Pusilanimidade tomava conta de sua mente enquanto a solidão percorria o seu coração numa súbita batalha entre a razão e a emoção, e Luna só queria que aquelas sensações saíssem de dentro do seu peito, mas ela sabia que isso não era possível naquele momento. A verdade era que Luna estava cansada de sofrer calada. Todas as palavras de socorro foram ignoradas, e os pedidos de ajuda foram guardadas dentro de si com um sorriso fingindo a felicidade. Para ela, era mais fácil mentir um deleite falso do que uma amargura verdadeira, já que a melancolia é sempre rejeitada. A garota vivia ouvindo as vozes das pessoas ao seu redor lhe dizendo que tudo não se passava de coisas da sua mente adolescente, e isso fez com que ela se enganasse. Mero erro.

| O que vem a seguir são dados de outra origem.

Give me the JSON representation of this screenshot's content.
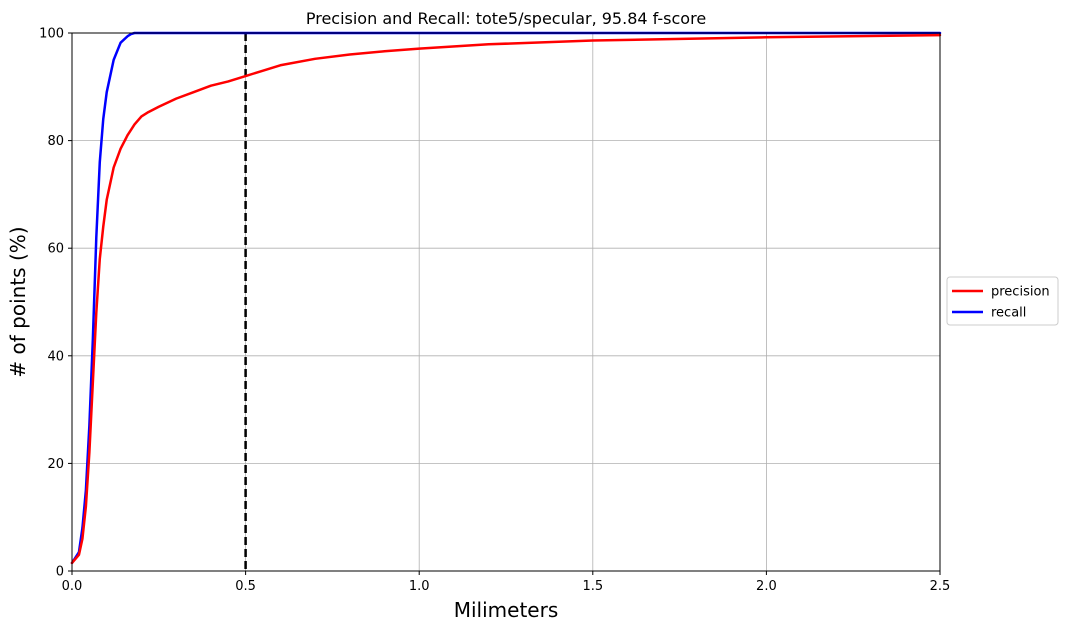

Ela se sentia diferente. Seu corpo havia mudado, seus desejos eram outros e as suas vontades não eram compatíveis com a sociedade em sua volta. Luna só tinha vontade de ser criança novamente, onde a inocência pregava a sua alma e suas utopias eram iluminadas pelos devaneios. Adorava recordar do seu sonho de ser astronauta. Vivia deitada no gramado de sua casa na noite estrelada para olhar a lua, e aquele sempre era o seu momento preferido do dia. Ela não sabia como, mas entregava a sua consciência para outro mundo, e viajava pelo espaço.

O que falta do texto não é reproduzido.